The Bottom Line
- The President signed into law the Paycheck Protection Program and Health Care Enhancement Act (the PPPHCE Act), an approximately $484 economic stimulus package in response to the COVID-19 pandemic.
- The PPPHCE Act replenishes the funding for the Paycheck Protection Program (PPP) and the Economic Injury Disaster Loan Program (EIDLP) made available by the Coronavirus Aid, Relief and Economic Security Act to enable additional loans to be provided to small businesses facing economic hardship due to COVID-19.
- Small businesses should monitor the reopening of PPP and EIDLP applications and be prepared to apply as soon as possible.
President Trump signed the Paycheck Protection Program and Health Care Enhancement Act (PPPHCE Act) into law on April 24, 2020 to infuse approximately an additional $484 billion of stimulus funds into the economy in response to the coronavirus pandemic (COVID-19).
The PPPHCE Act expands upon, and replenishes the funding of, the Paycheck Protection Program (PPP) and Economic Injury Disaster Loan Program (EIDLP), which were enacted under the Coronavirus Aid, Relief and Economic Security Act (CARES Act).
Additional Funding for the PPP
The PPPHCE Act appropriates an additional $310 billion to the PPP, which includes a $60 billion set-aside for smaller lenders. Of the $60 billion allocated to smaller lenders, $30 billion is reserved for insured depository institutions and credit unions with consolidated assets of between $10 billion and $50 billion; and $30 billion is reserved for insured depository institutions and credit unions with consolidated assets of less than $10 billion and community financial institutions.
This set-aside is intended to increase funding to rural businesses, minority owned businesses and businesses in under-banked neighborhoods. The PPPHCE Act will provide many more small businesses the ability to secure PPP loans of up to $10 million that are subject to partial or full loan forgiveness.
For additional details on the PPP, see Davis+Gilbert’s prior alert.
Additional Funding for the EIDLP
The PPPHCE Act also appropriates an additional $50 billion for direct loans under the EIDLP and another $10 billion to make advance grants under the EIDLP. This additional funding will permit the Small Business Administration (SBA) to make additional Economic Injury Disaster Loans (EIDLs) of up to $2 million that include upfront grants of up to $10,000 available to small business facing financial hardship in light of COVID-19.

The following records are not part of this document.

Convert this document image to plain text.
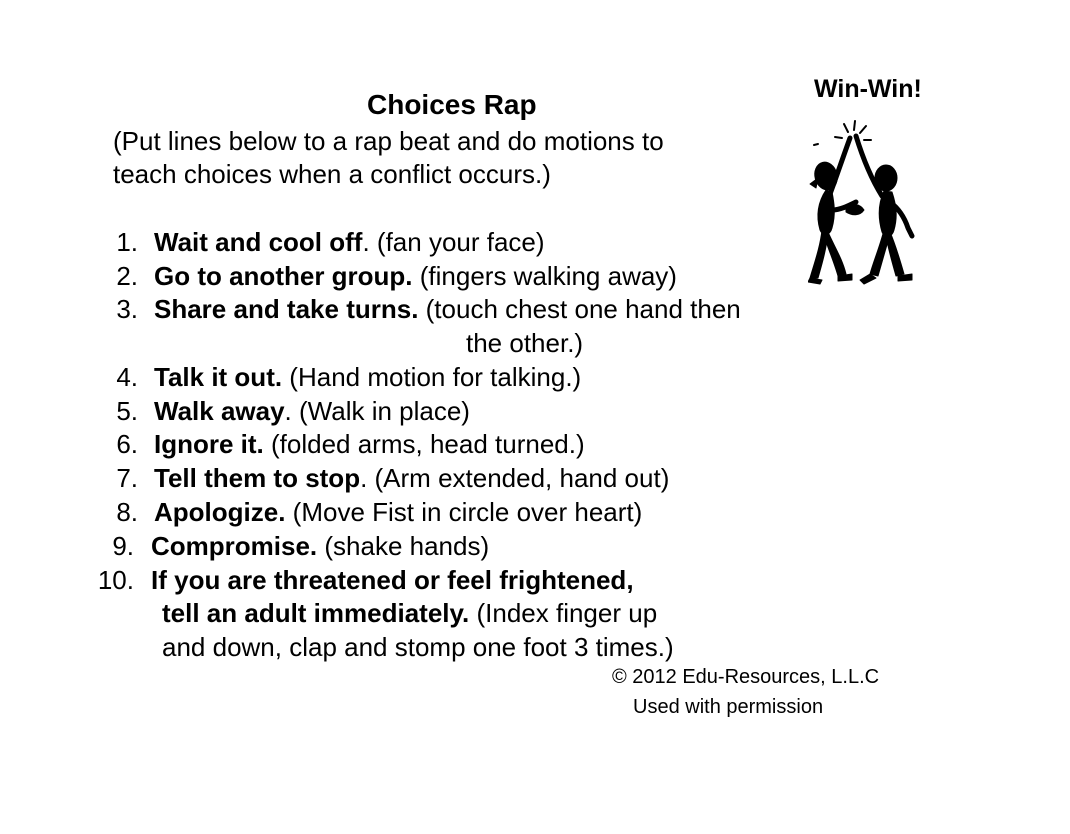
Choices Rap	Win-Win!
(Put lines below to a rap beat and do motions to
teach choices when a conflict occurs.)
1. Wait and cool off. (fan your face)
2. Go to another group. (fingers walking away)
3. Share and take turns. (touch chest one hand then
the other.)
4. Talk it out. (Hand motion for talking.)
5. Walk away. (Walk in place)
6. Ignore it. (folded arms, head turned.)
7. Tell them to stop. (Arm extended, hand out)
8. Apologize. (Move Fist in circle over heart)
9. Compromise. (shake hands)
10. If you are threatened or feel frightened,
tell an adult immediately. (Index finger up
and down, clap and stomp one foot 3 times.)
© 2012 Edu-Resources, L.L.C
Used with permission
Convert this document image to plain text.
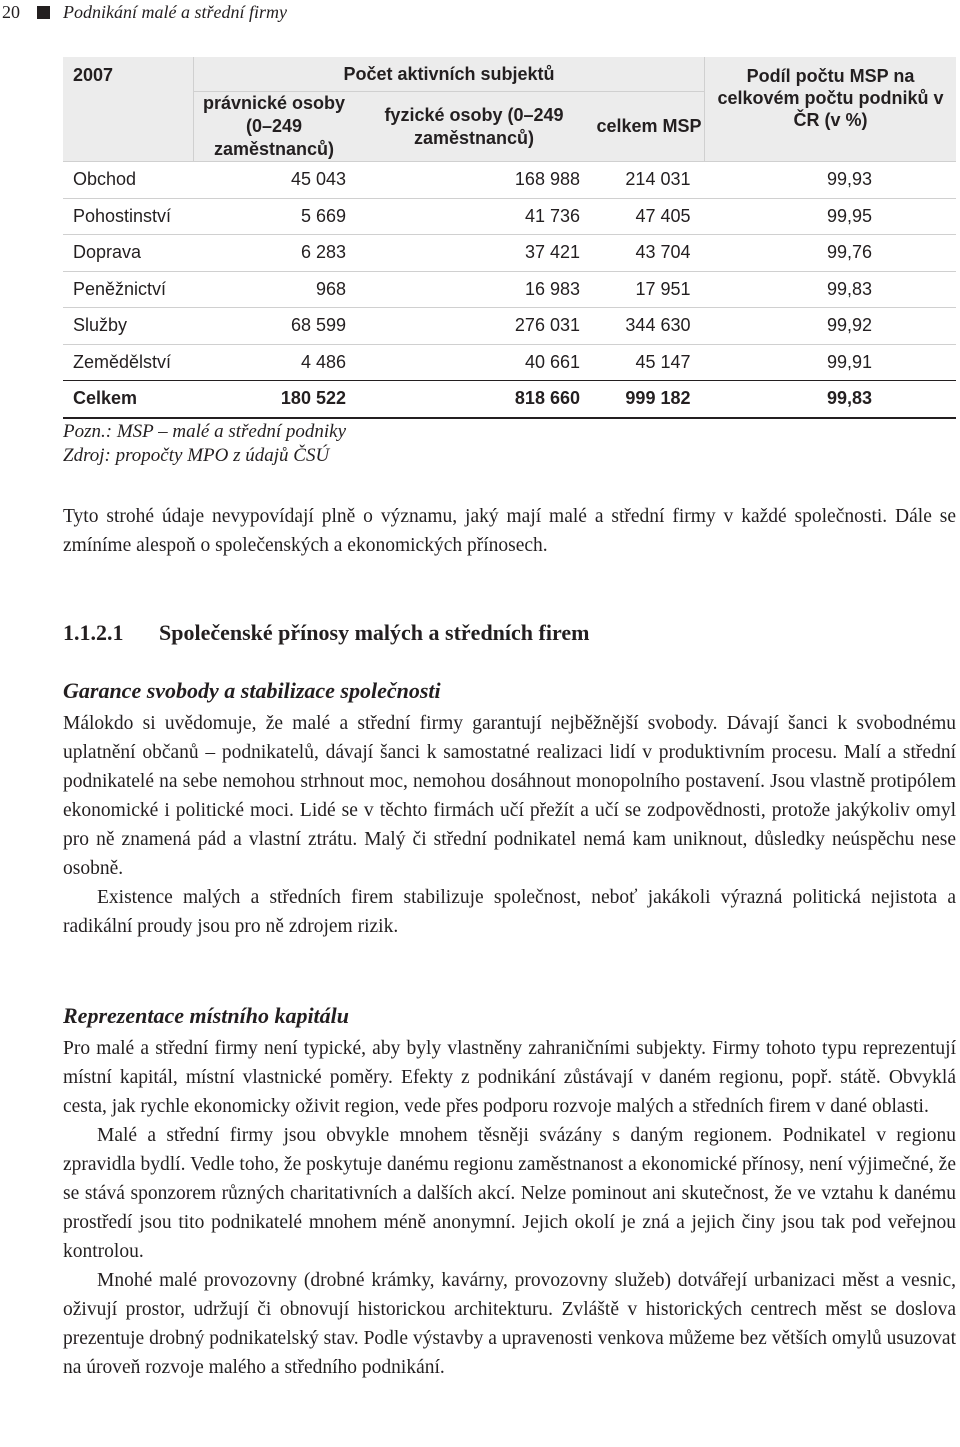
20 Podnikání malé a střední firmy
2007	Počet aktivních subjektů			Podíl počtu MSP na celkovém počtu podniků v ČR (v %)
	právnické osoby (0–249 zaměstnanců)	fyzické osoby (0–249 zaměstnanců)	celkem MSP	
Obchod	45 043	168 988	214 031	99,93
Pohostinství	5 669	41 736	47 405	99,95
Doprava	6 283	37 421	43 704	99,76
Peněžnictví	968	16 983	17 951	99,83
Služby	68 599	276 031	344 630	99,92
Zemědělství	4 486	40 661	45 147	99,91
Celkem	180 522	818 660	999 182	99,83
Pozn.: MSP – malé a střední podniky
Zdroj: propočty MPO z údajů ČSÚ

Tyto strohé údaje nevypovídají plně o významu, jaký mají malé a střední firmy v každé společnosti. Dále se zmíníme alespoň o společenských a ekonomických přínosech.

1.1.2.1 Společenské přínosy malých a středních firem
Garance svobody a stabilizace společnosti

Málokdo si uvědomuje, že malé a střední firmy garantují nejběžnější svobody. Dávají šanci k svobodnému uplatnění občanů – podnikatelů, dávají šanci k samostatné realizaci lidí v produktivním procesu. Malí a střední podnikatelé na sebe nemohou strhnout moc, nemohou dosáhnout monopolního postavení. Jsou vlastně protipólem ekonomické i politické moci. Lidé se v těchto firmách učí přežít a učí se zodpovědnosti, protože jakýkoliv omyl pro ně znamená pád a vlastní ztrátu. Malý či střední podnikatel nemá kam uniknout, důsledky neúspěchu nese osobně.

Existence malých a středních firem stabilizuje společnost, neboť jakákoli výrazná politická nejistota a radikální proudy jsou pro ně zdrojem rizik.

Reprezentace místního kapitálu

Pro malé a střední firmy není typické, aby byly vlastněny zahraničními subjekty. Firmy tohoto typu reprezentují místní kapitál, místní vlastnické poměry. Efekty z podnikání zůstávají v daném regionu, popř. státě. Obvyklá cesta, jak rychle ekonomicky oživit region, vede přes podporu rozvoje malých a středních firem v dané oblasti.

Malé a střední firmy jsou obvykle mnohem těsněji svázány s daným regionem. Podnikatel v regionu zpravidla bydlí. Vedle toho, že poskytuje danému regionu zaměstnanost a ekonomické přínosy, není výjimečné, že se stává sponzorem různých charitativních a dalších akcí. Nelze pominout ani skutečnost, že ve vztahu k danému prostředí jsou tito podnikatelé mnohem méně anonymní. Jejich okolí je zná a jejich činy jsou tak pod veřejnou kontrolou.

Mnohé malé provozovny (drobné krámky, kavárny, provozovny služeb) dotvářejí urbanizaci měst a vesnic, oživují prostor, udržují či obnovují historickou architekturu. Zvláště v historických centrech měst se doslova prezentuje drobný podnikatelský stav. Podle výstavby a upravenosti venkova můžeme bez větších omylů usuzovat na úroveň rozvoje malého a středního podnikání.
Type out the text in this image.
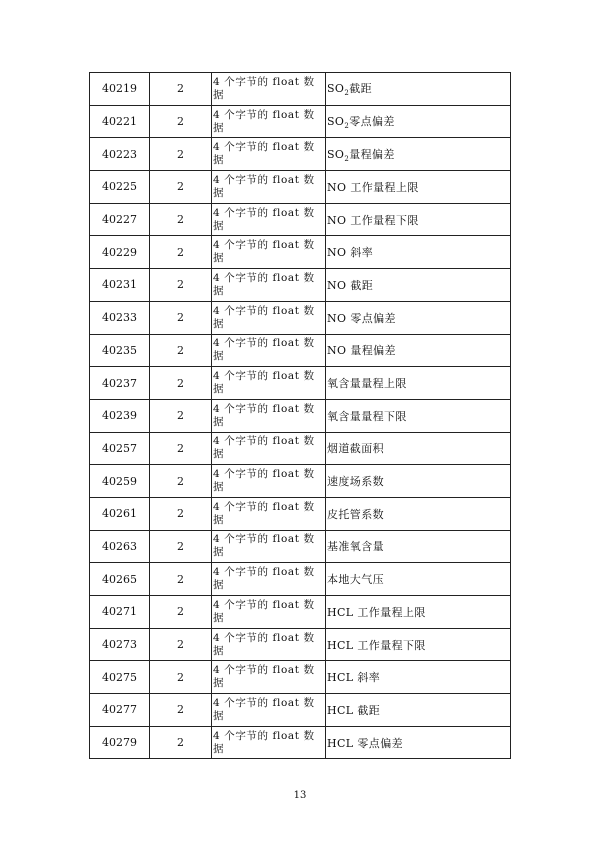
40219	2	4 个字节的 float 数据	$SO_2$截距
40221	2	4 个字节的 float 数据	$SO_2$零点偏差
40223	2	4 个字节的 float 数据	$SO_2$量程偏差
40225	2	4 个字节的 float 数据	NO 工作量程上限
40227	2	4 个字节的 float 数据	NO 工作量程下限
40229	2	4 个字节的 float 数据	NO 斜率
40231	2	4 个字节的 float 数据	NO 截距
40233	2	4 个字节的 float 数据	NO 零点偏差
40235	2	4 个字节的 float 数据	NO 量程偏差
40237	2	4 个字节的 float 数据	氧含量量程上限
40239	2	4 个字节的 float 数据	氧含量量程下限
40257	2	4 个字节的 float 数据	烟道截面积
40259	2	4 个字节的 float 数据	速度场系数
40261	2	4 个字节的 float 数据	皮托管系数
40263	2	4 个字节的 float 数据	基准氧含量
40265	2	4 个字节的 float 数据	本地大气压
40271	2	4 个字节的 float 数据	HCL 工作量程上限
40273	2	4 个字节的 float 数据	HCL 工作量程下限
40275	2	4 个字节的 float 数据	HCL 斜率
40277	2	4 个字节的 float 数据	HCL 截距
40279	2	4 个字节的 float 数据	HCL 零点偏差
13
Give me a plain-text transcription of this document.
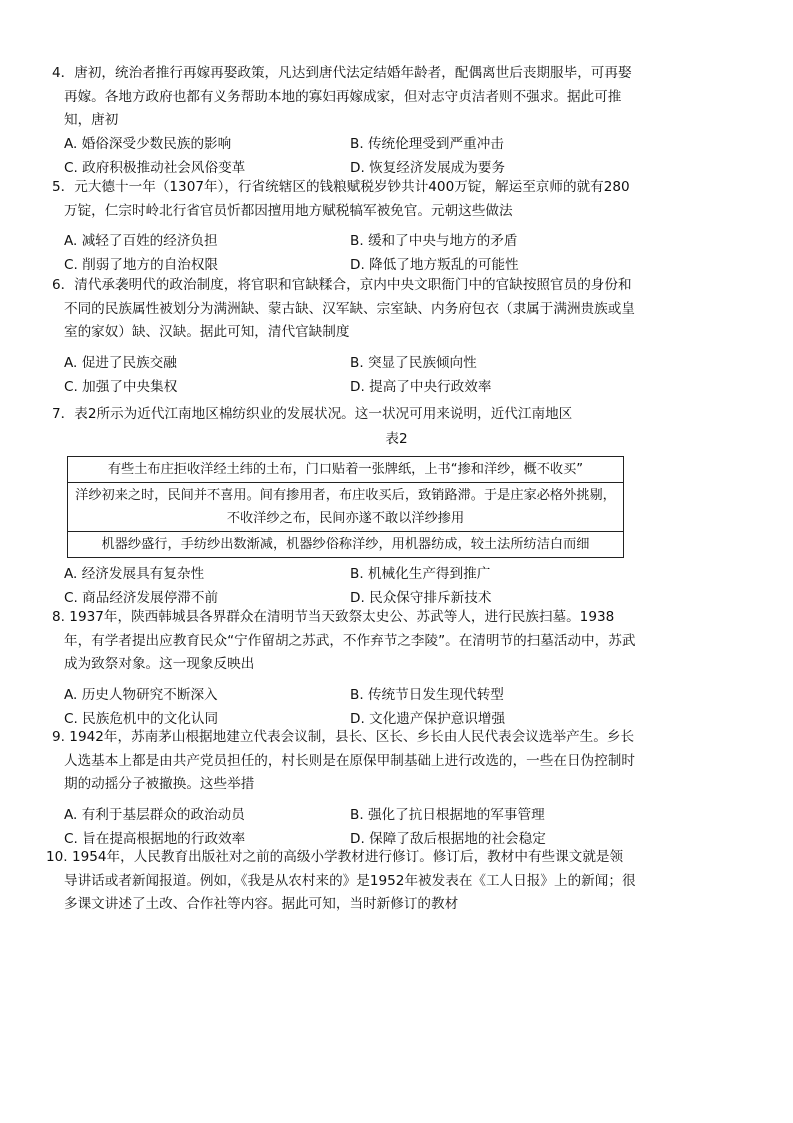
4．唐初，统治者推行再嫁再娶政策，凡达到唐代法定结婚年龄者，配偶离世后丧期服毕，可再娶再嫁。各地方政府也都有义务帮助本地的寡妇再嫁成家，但对志守贞洁者则不强求。据此可推知，唐初

A. 婚俗深受少数民族的影响	B. 传统伦理受到严重冲击
C. 政府积极推动社会风俗变革	D. 恢复经济发展成为要务

5．元大德十一年（1307年），行省统辖区的钱粮赋税岁钞共计400万锭，解运至京师的就有280万锭，仁宗时岭北行省官员忻都因擅用地方赋税犒军被免官。元朝这些做法

A. 减轻了百姓的经济负担	B. 缓和了中央与地方的矛盾
C. 削弱了地方的自治权限	D. 降低了地方叛乱的可能性

6．清代承袭明代的政治制度，将官职和官缺糅合，京内中央文职衙门中的官缺按照官员的身份和不同的民族属性被划分为满洲缺、蒙古缺、汉军缺、宗室缺、内务府包衣（隶属于满洲贵族或皇室的家奴）缺、汉缺。据此可知，清代官缺制度

A. 促进了民族交融	B. 突显了民族倾向性
C. 加强了中央集权	D. 提高了中央行政效率

7．表2所示为近代江南地区棉纺织业的发展状况。这一状况可用来说明，近代江南地区

表2
有些土布庄拒收洋经土纬的土布，门口贴着一张牌纸，上书“掺和洋纱，概不收买”
洋纱初来之时，民间并不喜用。间有掺用者，布庄收买后，致销路滞。于是庄家必格外挑剔，不收洋纱之布，民间亦遂不敢以洋纱掺用
机器纱盛行，手纺纱出数渐减，机器纱俗称洋纱，用机器纺成，较土法所纺洁白而细
A. 经济发展具有复杂性	B. 机械化生产得到推广
C. 商品经济发展停滞不前	D. 民众保守排斥新技术

8. 1937年，陕西韩城县各界群众在清明节当天致祭太史公、苏武等人，进行民族扫墓。1938年，有学者提出应教育民众“宁作留胡之苏武，不作弃节之李陵”。在清明节的扫墓活动中，苏武成为致祭对象。这一现象反映出

A. 历史人物研究不断深入	B. 传统节日发生现代转型
C. 民族危机中的文化认同	D. 文化遗产保护意识增强

9. 1942年，苏南茅山根据地建立代表会议制，县长、区长、乡长由人民代表会议选举产生。乡长人选基本上都是由共产党员担任的，村长则是在原保甲制基础上进行改选的，一些在日伪控制时期的动摇分子被撤换。这些举措

A. 有利于基层群众的政治动员	B. 强化了抗日根据地的军事管理
C. 旨在提高根据地的行政效率	D. 保障了敌后根据地的社会稳定

10. 1954年，人民教育出版社对之前的高级小学教材进行修订。修订后，教材中有些课文就是领导讲话或者新闻报道。例如，《我是从农村来的》是1952年被发表在《工人日报》上的新闻；很多课文讲述了土改、合作社等内容。据此可知，当时新修订的教材
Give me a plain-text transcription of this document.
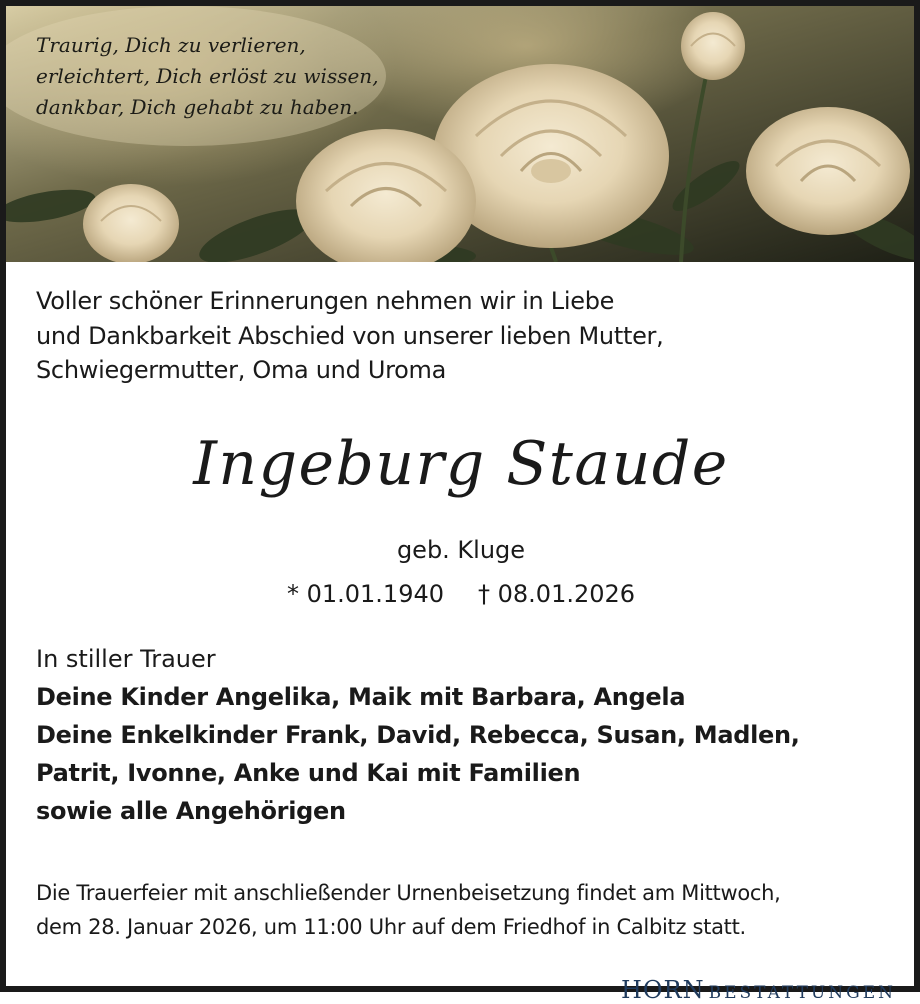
Traurig, Dich zu verlieren,
erleichtert, Dich erlöst zu wissen,
dankbar, Dich gehabt zu haben.
Voller schöner Erinnerungen nehmen wir in Liebe
und Dankbarkeit Abschied von unserer lieben Mutter,
Schwiegermutter, Oma und Uroma
Ingeburg Staude
geb. Kluge
* 01.01.1940 † 08.01.2026
In stiller Trauer
Deine Kinder Angelika, Maik mit Barbara, Angela
Deine Enkelkinder Frank, David, Rebecca, Susan, Madlen,
Patrit, Ivonne, Anke und Kai mit Familien
sowie alle Angehörigen
Die Trauerfeier mit anschließender Urnenbeisetzung findet am Mittwoch,
dem 28. Januar 2026, um 11:00 Uhr auf dem Friedhof in Calbitz statt.
HORN BESTATTUNGEN
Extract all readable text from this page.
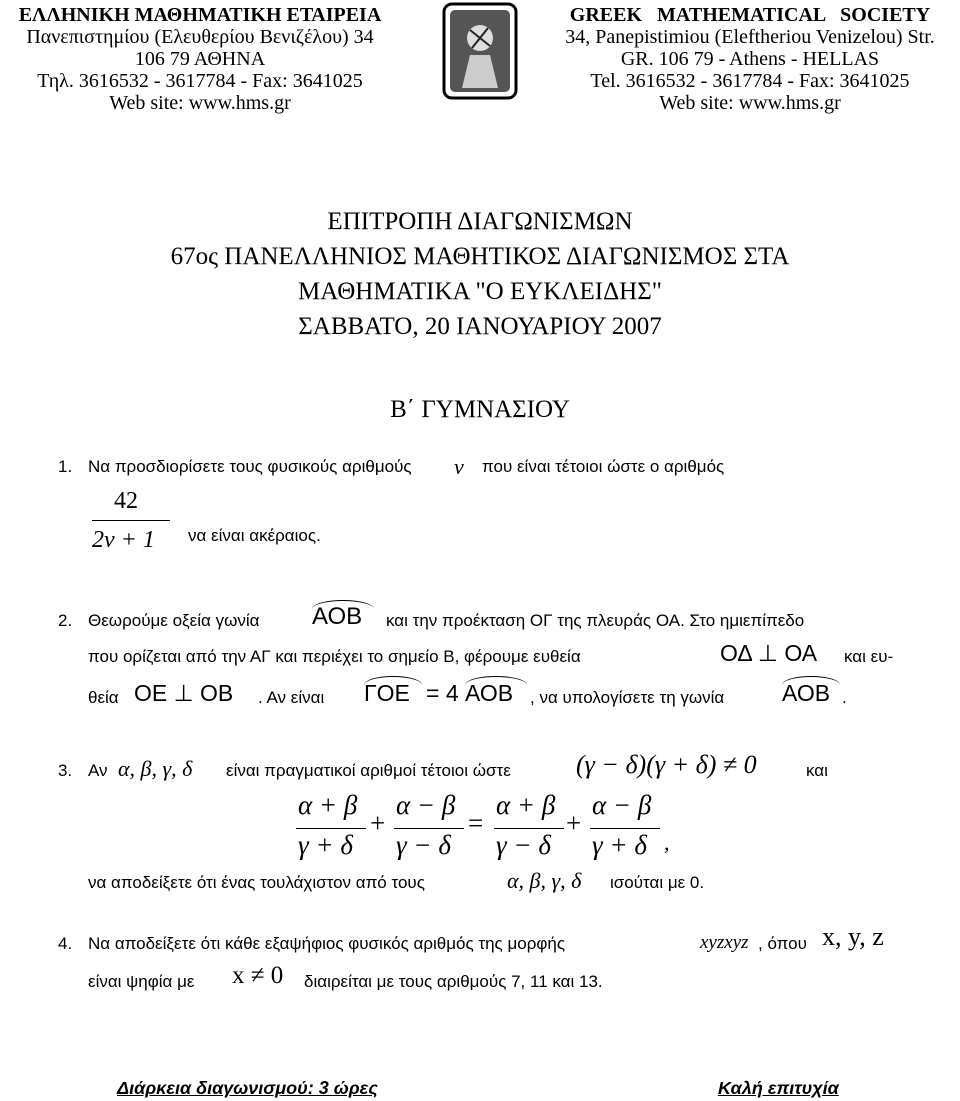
ΕΛΛΗΝΙΚΗ ΜΑΘΗΜΑΤΙΚΗ ΕΤΑΙΡΕΙΑ
Πανεπιστημίου (Ελευθερίου Βενιζέλου) 34
106 79 ΑΘΗΝΑ
Τηλ. 3616532 - 3617784 - Fax: 3641025
Web site: www.hms.gr
GREEK MATHEMATICAL SOCIETY
34, Panepistimiou (Eleftheriou Venizelou) Str.
GR. 106 79 - Athens - HELLAS
Tel. 3616532 - 3617784 - Fax: 3641025
Web site: www.hms.gr
ΕΠΙΤΡΟΠΗ ΔΙΑΓΩΝΙΣΜΩΝ
67ος ΠΑΝΕΛΛΗΝΙΟΣ ΜΑΘΗΤΙΚΟΣ ΔΙΑΓΩΝΙΣΜΟΣ ΣΤΑ
ΜΑΘΗΜΑΤΙΚΑ "Ο ΕΥΚΛΕΙΔΗΣ"
ΣΑΒΒΑΤΟ, 20 ΙΑΝΟΥΑΡΙΟΥ 2007
Β΄ ΓΥΜΝΑΣΙΟΥ
1. Να προσδιορίσετε τους φυσικούς αριθμούς ν που είναι τέτοιοι ώστε ο αριθμός
42
2ν + 1 να είναι ακέραιος.
2. Θεωρούμε οξεία γωνία ΑΟΒ και την προέκταση ΟΓ της πλευράς ΟΑ. Στο ημιεπίπεδο
που ορίζεται από την ΑΓ και περιέχει το σημείο Β, φέρουμε ευθεία	ΟΔ ⊥ ΟΑ και ευ-
θεία ΟΕ ⊥ ΟΒ . Αν είναι ΓΟΕ = 4 ΑΟΒ , να υπολογίσετε τη γωνία	ΑΟΒ .
3. Αν α, β, γ, δ είναι πραγματικοί αριθμοί τέτοιοι ώστε	(γ − δ)(γ + δ) ≠ 0	και
α + β
γ + δ
+
α − β
γ − δ
=
α + β
γ − δ
+
α − β
γ + δ ,
να αποδείξετε ότι ένας τουλάχιστον από τους	α, β, γ, δ ισούται με 0.
4. Να αποδείξετε ότι κάθε εξαψήφιος φυσικός αριθμός της μορφής	xyzxyz , όπου x, y, z
είναι ψηφία με x ≠ 0 διαιρείται με τους αριθμούς 7, 11 και 13.
Διάρκεια διαγωνισμού: 3 ώρες	Καλή επιτυχία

Additional details on EIDLs can be found here.
Public Health and Social Services Emergency Fund
Lastly, the PPPHCE Act appropriates funds to the Public Health and Social Services Emergency Fund to prevent, prepare for and respond to COVID-19. Specifically, $75 billion was allocated for reimbursement of eligible healthcare providers for healthcare related expenses or lost revenue related to COVID-19 and $25 billion was allocated to developing and expanding capacity for COVID-19 testing.
Within two weeks of the enactment of the CARES Act, the funding to support small business loans ran out and the SBA stopped accepting loan applications for the PPP and the EIDLP (statistics on PPP loans approved through April 16, 2020, including loan amounts and borrower industries, can be found here).
As a result of the additional funding provided by the PPPHCE Act, the SBA will resume accepting applications on Monday, April 27 for the PPP. When applications for EIDLs reopen, they can be found here.
To the extent a small business has a PPP application pending with a bank, it should contact its lender to determine how the lender plans to treat pending applications upon the program’s reopening. Interested small businesses that have not yet applied should begin preparing their PPP application and gathering the applicable payroll information as soon as possible, as many expect this second tranche of funding to be oversubscribed as well.
The SBA has indicated that it will continue to provide additional guidance on these programs, including addressing details of the loan forgiveness calculations.